Nick frowned openly down at his mate, bewildered.

What the fuck?

“I found us a dog,” he offered. “A stray walked up to me on the wharf and adopted us, so I brought her home. She’s enormous, but has a really sweet, pretty face. She’s white and fluffy and I’m thinking about naming her Winter. Or possibly Blanche.” He paused, waiting for a reaction. “I suppose I have to hang signs first, make sure she doesn’t have an owner before I get too attached, but I thought I’d swing her by Francine’s first and get her checked out. She should be able to tell us how long she’s been living on the street.”

Still no reaction.

He squeezed Jem harder.

“She really is adorable,” he whispered in the seer’s ear. “If she doesn’t have an owner, can I keep her? She’s very dainty and polite. And she’s nice and big and squeezable for a vampire like me. Almost Panther’s size.”

Jem let out a snort, but there wasn’t much humor in it.

“Wanna come down and meet her?” Nick asked.

Jem’s jaw tightened.

“I went looking for you,” he said.

Nick blinked again, frowned.

“Why?” he asked.

It was a genuine question.

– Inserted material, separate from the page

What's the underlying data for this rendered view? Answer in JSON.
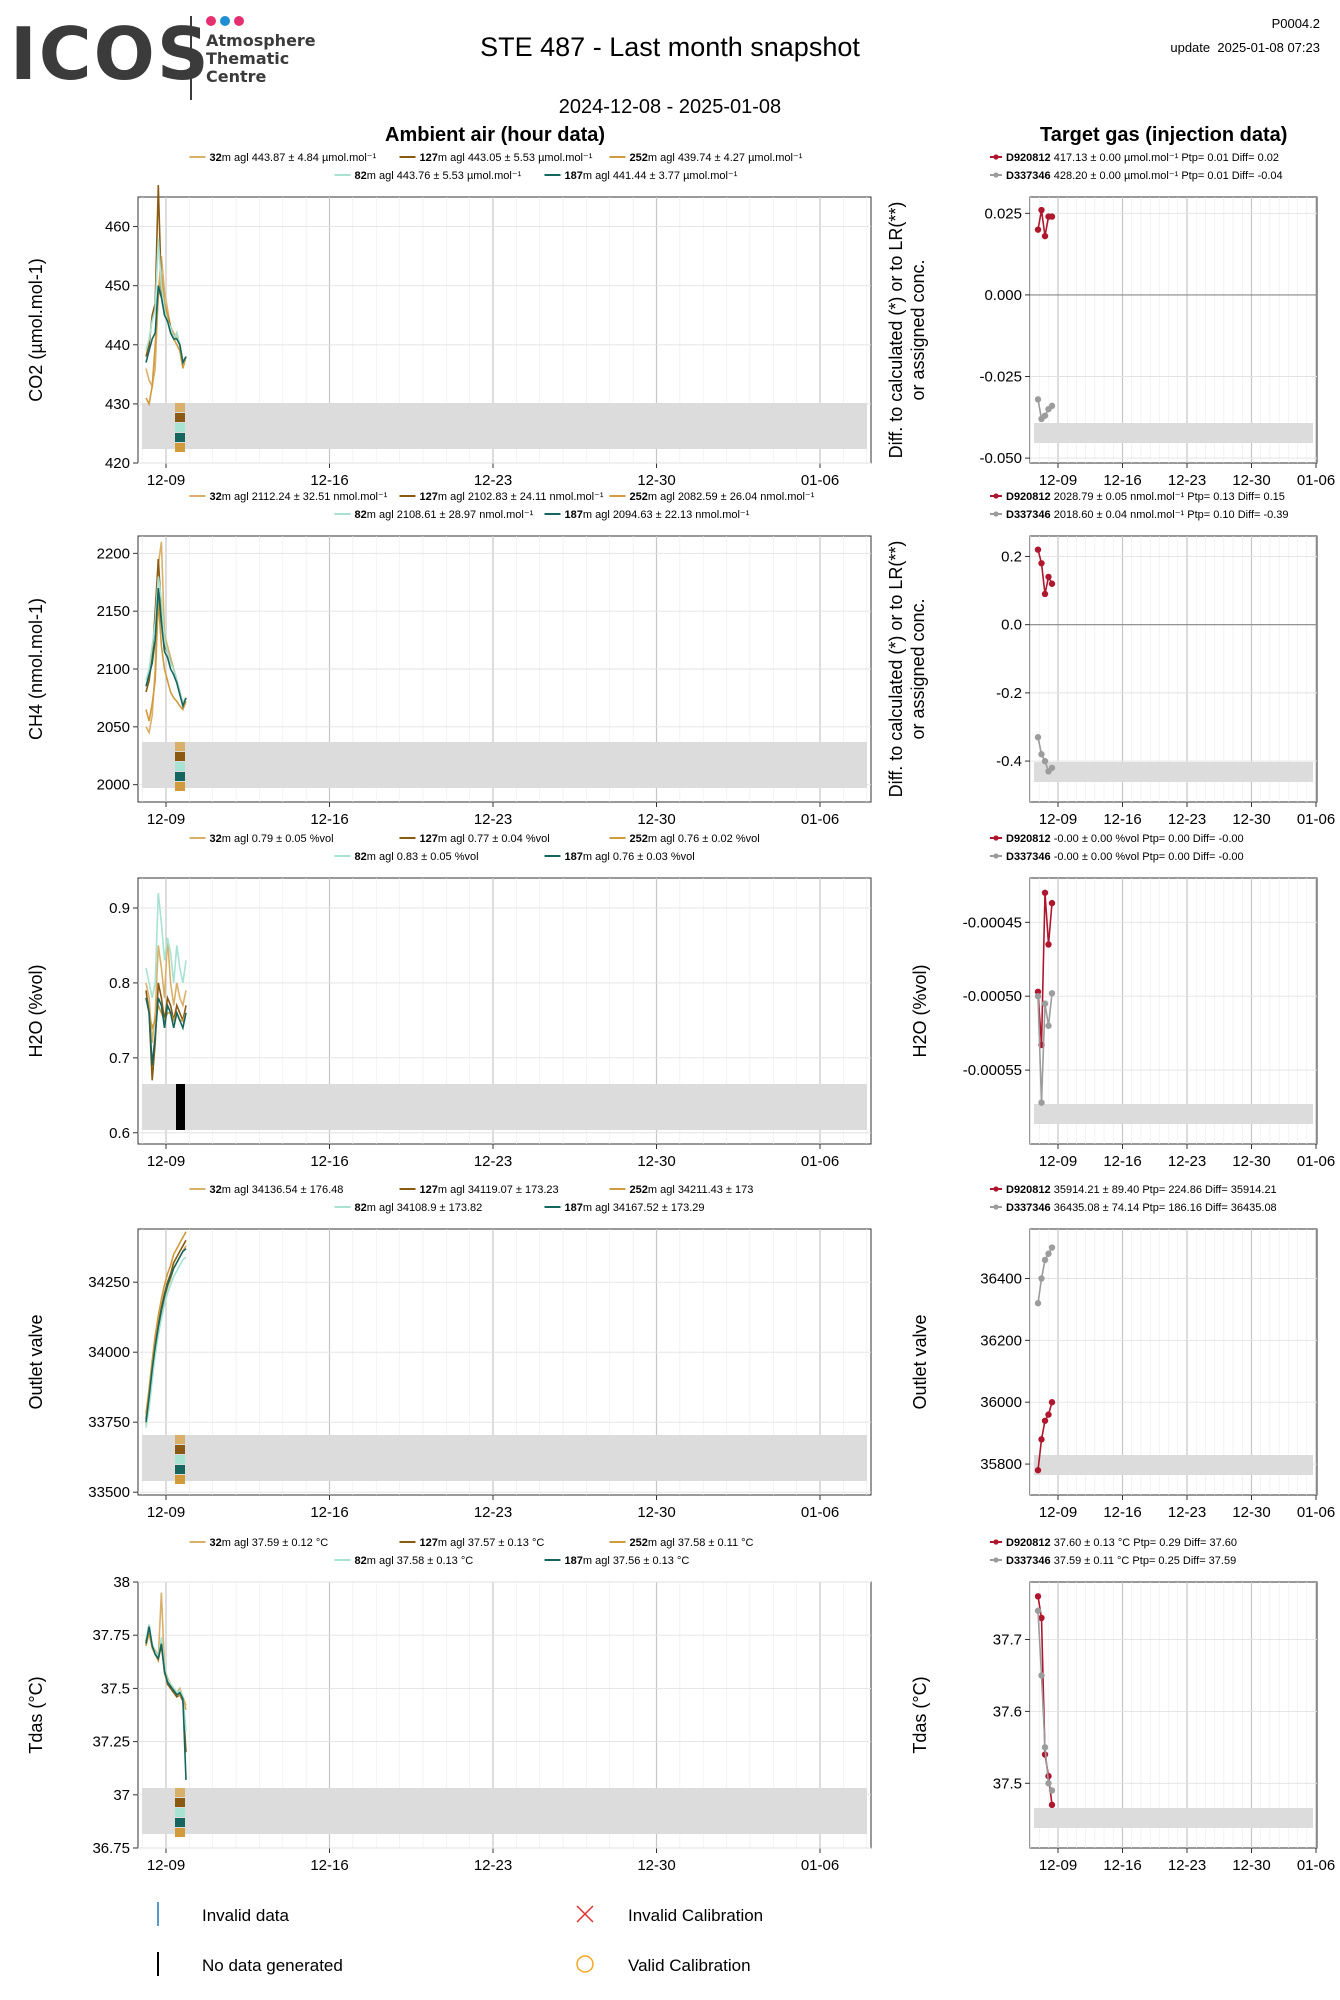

Why on earth would he do that?

“I didn’t know where you were,” Jem growled. “And you left your headset here.”

Nick fought the part of him that wanted to react, that wanted to match the hostility he heard in Jem’s voice with a little hostility of his own. Why the fuck was everyone yelling at him today? He’d done a good deed and rescued a very cute dog, and it’d been vampire drama and now seer drama all the way down.

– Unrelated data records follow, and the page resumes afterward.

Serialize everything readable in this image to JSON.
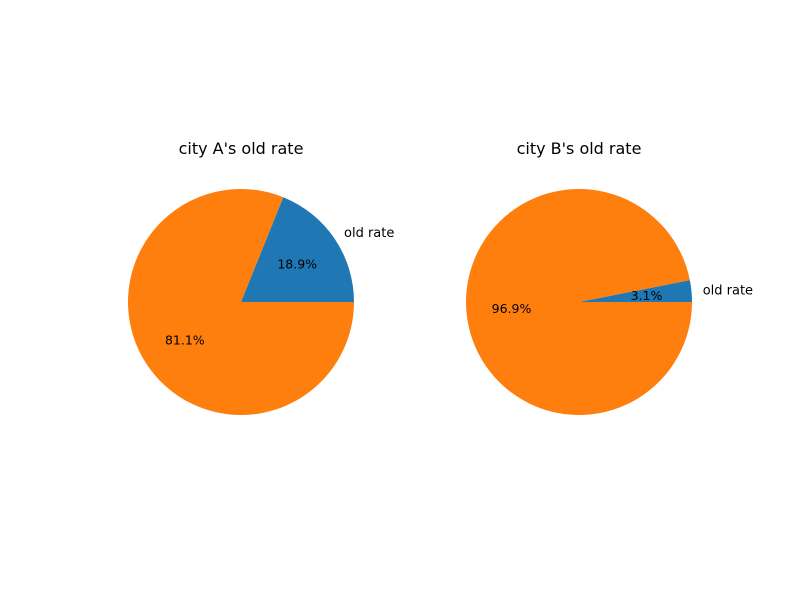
{
  "chart_data": [
    {
      "type": "pie",
      "title": "city A's old rate",
      "labels": [
        "old rate",
        ""
      ],
      "values": [
        18.9,
        81.1
      ],
      "autopct": [
        "18.9%",
        "81.1%"
      ],
      "colors": [
        "#1f77b4",
        "#ff7f0e"
      ],
      "start_angle": 0,
      "direction": "counterclockwise"
    },
    {
      "type": "pie",
      "title": "city B's old rate",
      "labels": [
        "old rate",
        ""
      ],
      "values": [
        3.1,
        96.9
      ],
      "autopct": [
        "3.1%",
        "96.9%"
      ],
      "colors": [
        "#1f77b4",
        "#ff7f0e"
      ],
      "start_angle": 0,
      "direction": "counterclockwise"
    }
  ]
}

And yeah, he’d forgotten his headset, but it was hardly the first time.

“Sorry,” he made himself say. “I just forgot it.”

“Well, you shouldn’t forget it. What if something happened?”

“Like what?” Nick asked.

Again, he was genuinely bewildered.

Jem turned his head, just enough to glare at him.

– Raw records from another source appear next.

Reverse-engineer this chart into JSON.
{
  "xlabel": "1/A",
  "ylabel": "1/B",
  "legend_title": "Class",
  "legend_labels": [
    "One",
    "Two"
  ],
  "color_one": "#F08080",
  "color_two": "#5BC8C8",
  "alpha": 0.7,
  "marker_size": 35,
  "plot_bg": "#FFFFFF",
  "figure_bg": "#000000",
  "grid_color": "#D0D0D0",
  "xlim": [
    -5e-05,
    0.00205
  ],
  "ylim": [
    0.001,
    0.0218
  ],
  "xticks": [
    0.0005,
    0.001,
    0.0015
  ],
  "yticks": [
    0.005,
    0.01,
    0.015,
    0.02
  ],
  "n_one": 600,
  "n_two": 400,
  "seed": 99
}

Nick lifted a hand in apology. “I didn’t do it on purpose.”

Jem’s mouth opened, then closed. His jaw hardened more.

Nick, now completely thrown, shook the seer gently. “What’s going on, weirdo?” he asked, voice light. “You know I only leave so I don’t get tempted to wake you up. I sleep when I can, and when I can’t, I make myself busy or go out so you can sleep. I usually go surfing, but the waves were shit, so I decided to prowl around like a vampire, instead.”

He used the “prowl” word jokingly, but from the way Jem tensed, he immediately regretted it. He dropped the half-joking tone.

“Did something happen?” he asked. “What’s wrong?”

“Nothing’s wrong, apparently,” Jem muttered.

“Jesus, Jem. What the fuck is going on? Did you have a nightmare?”

“No,” Jem said, his voice only marginally more subdued.

They stretched out next to one another for a few seconds, silent.

From the clench of Jem’s jaw, now pushing out the muscle and bone in his cheek, he had no intention of breaking that silence.

In the end, Nick conceded defeat.

He removed his arm carefully from around the seer, backed up, and climbed up off the bed. He bent down to pick up his shoes, and began backing towards their shared, and ridiculously massive, walk-in closet.

“Black called,” he said, blunt. “He wants me downtown. He wants you to call him for some reason, rather than come in. I guess he’s got a new client, so he’s delegating.”

“Convenient,” Jem muttered.

Nick felt his worry wanting to shift into a harder anger.

He didn’t manage to hold it back entirely that time.

“Convenient for who?” he growled back.

There was another, longer silence.

Exhaling in annoyance––and purely for show, since vampires don’t need to breathe––Nick gave up. He turned around, and walked directly into the closet. He set his shoes in their place on his shoe-rack and began to strip, pulling off everything he’d worn for his five-hour jaunt around the city and stuffing it all in the dirty clothes hamper until he was naked.

His eyes glanced over the clean clothes he had left.

In the end, he just walked out of the closet, still naked, and towards the shower. He didn’t sweat much as a vampire, or smell like a human did, but he still felt grimy from being all over the city and showers felt absolutely fucking amazing with his vampire senses and skin.

He didn’t try to talk to Jem again.

Whatever the seer’s problem was, Nick decided to wait for Jem to come to him.

He hoped that didn’t mean he’d be waiting a long fucking time.